A woman recently commented angrily on a post I wrote several years ago about a memoir by a young woman who suffered from anorexia. The commenter, correctly or incorrectly, interpreted the author was asserting anorexia can be overcome by simply choosing to eat again. The commenter’s belief was the forces that caused her long standing anorexia were beyond her cognitive discretion (following her rape).
She wrote: THE ABOVE REVIEW QUOTED LUCY: “No one can force you to do anything. You choose. You always choose . . . you can choose to begin that furtive stumble towards the light.” p. 194.
This makes it sound like people CHOOSE to have anorexia…. I know I certainly never CHOSE this path and 25 years ago when I was first diagnosed (aged 13) I had never even heard of anorexia….. If Lucy uses those DESTRUCTIVE PRO-ANA websites then maybe she does think it is a “lifestyle choice”… but personally I think this is a BAD MESSAGE because it makes people who don’t understand the illness think you are choosing to be sick and can just choose to “get over it”.
I have never suffered from anorexia, or many other cognitive, addictive mental ailments, and I am not qualified to tell you which woman was “more accurate” in their assertions on those topics.
It is valuable for people to consider one more option. In this discussion, considering the idea that suffering is optional is one more option to many of the assertions I have made.
Thank you for sharing your valuable thoughts.
You have a pointy point point.
I do think there is a distinction to be made between pain and suffering.
I think that ‘suffering’ here relates to the Buddhist concept of ‘dukkha’ which is the mental anguish we put ourselves through as a natural response to the bad things that happen to us.
I also think that in some cases it is possible to work through this suffering with what the Buddha refers to as ‘skilful means.
There is yet another category of suffering which can be intractable – the kind that comes in the wake of tragedy and grief and mental illness such as depression.
Something very important I learned from my dogs is the manner in which they ‘let go’ of something bad and switch over into being happy and cheerful.

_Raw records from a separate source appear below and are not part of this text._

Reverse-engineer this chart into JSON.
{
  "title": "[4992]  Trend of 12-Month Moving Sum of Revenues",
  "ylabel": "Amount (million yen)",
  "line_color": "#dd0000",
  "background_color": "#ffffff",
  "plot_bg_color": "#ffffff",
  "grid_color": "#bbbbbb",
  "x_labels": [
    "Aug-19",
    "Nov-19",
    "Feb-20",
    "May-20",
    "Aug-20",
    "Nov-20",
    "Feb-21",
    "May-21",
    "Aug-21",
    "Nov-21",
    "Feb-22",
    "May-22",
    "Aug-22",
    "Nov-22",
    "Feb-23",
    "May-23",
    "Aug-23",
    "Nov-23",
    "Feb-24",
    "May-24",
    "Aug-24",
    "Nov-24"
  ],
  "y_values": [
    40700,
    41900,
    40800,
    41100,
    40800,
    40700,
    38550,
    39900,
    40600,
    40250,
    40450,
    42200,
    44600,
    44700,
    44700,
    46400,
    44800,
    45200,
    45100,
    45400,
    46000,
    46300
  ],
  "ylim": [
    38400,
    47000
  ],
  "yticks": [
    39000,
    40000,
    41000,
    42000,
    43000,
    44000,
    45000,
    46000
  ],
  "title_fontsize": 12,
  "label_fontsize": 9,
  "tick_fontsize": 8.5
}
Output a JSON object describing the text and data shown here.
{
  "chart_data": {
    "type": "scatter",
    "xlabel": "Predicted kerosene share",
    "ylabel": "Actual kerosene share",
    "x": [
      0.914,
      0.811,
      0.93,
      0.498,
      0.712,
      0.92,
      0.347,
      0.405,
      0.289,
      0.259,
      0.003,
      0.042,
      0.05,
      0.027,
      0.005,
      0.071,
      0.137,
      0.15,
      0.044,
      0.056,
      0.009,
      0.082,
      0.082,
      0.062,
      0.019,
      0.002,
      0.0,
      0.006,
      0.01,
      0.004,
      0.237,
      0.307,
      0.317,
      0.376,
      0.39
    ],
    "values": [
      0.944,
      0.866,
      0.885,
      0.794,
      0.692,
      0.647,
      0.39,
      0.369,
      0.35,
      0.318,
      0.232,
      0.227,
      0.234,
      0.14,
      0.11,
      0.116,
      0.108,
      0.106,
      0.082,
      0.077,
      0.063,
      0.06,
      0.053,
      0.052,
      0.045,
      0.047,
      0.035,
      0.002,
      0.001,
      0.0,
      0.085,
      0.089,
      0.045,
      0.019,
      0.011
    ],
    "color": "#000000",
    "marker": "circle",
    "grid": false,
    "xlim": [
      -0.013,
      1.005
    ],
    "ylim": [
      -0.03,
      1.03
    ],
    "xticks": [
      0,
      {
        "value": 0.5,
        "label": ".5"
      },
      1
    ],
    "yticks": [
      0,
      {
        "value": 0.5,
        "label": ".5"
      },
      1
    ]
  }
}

This isn’t always possible for humans, but, its a good thing to keep in mind. The mental re-visiting and regurgitating we sometimes do is indeed optional.
This is a very complex issue, because sometimes the only way out of the pain is through suffering.
Not that its possible to always get through to the other side.
- –
Mark: You beautifully have responded, and capably countered, my thoughts, adding to the quality of the discussion.
It is interesting you use dogs as an example, because I think you, or other dog owners, may also be able to share stories of dogs who never did let go, a central part of them never forgot the weight and uniqueness of what they lost.
Thank you.
Theinkbrain…You are right…There are times when the scars of an event go to the core of being. There is nothing to do but allow the pain to wash over oneself and go through it to the other side. It is true that scars remain after some hurts. However, we can make even those scars beautiful. For instance I know a woman who had a double mastectomy. She had two beautiful tattoos placed over the scars. Her breasts are now more beautiful to me than before her surgeries. Not because of the tattoos as much as because she chose to be beautiful despite loosing the quintessential symbol of what makes her a woman. She chose to reclaim her womanhood. She chose to reclaim her life and sexuality and to make them more beautiful than before. That is what happens when we go straight through pain to the other side. That was a choice…a choice NOT to suffer, but to prosper within the context of her pain…she did not cover herself up for the rest of her life and feel ugly. That would have been suffering. She took her pain and scarring and made it beautiful and worth seeing and living with. Blessings…
These sorts of things leave me in awe of human beings, and I assure you that is not my normal attitude. Thank you for revealing this about your friend. It seems her act continues to generate beauty.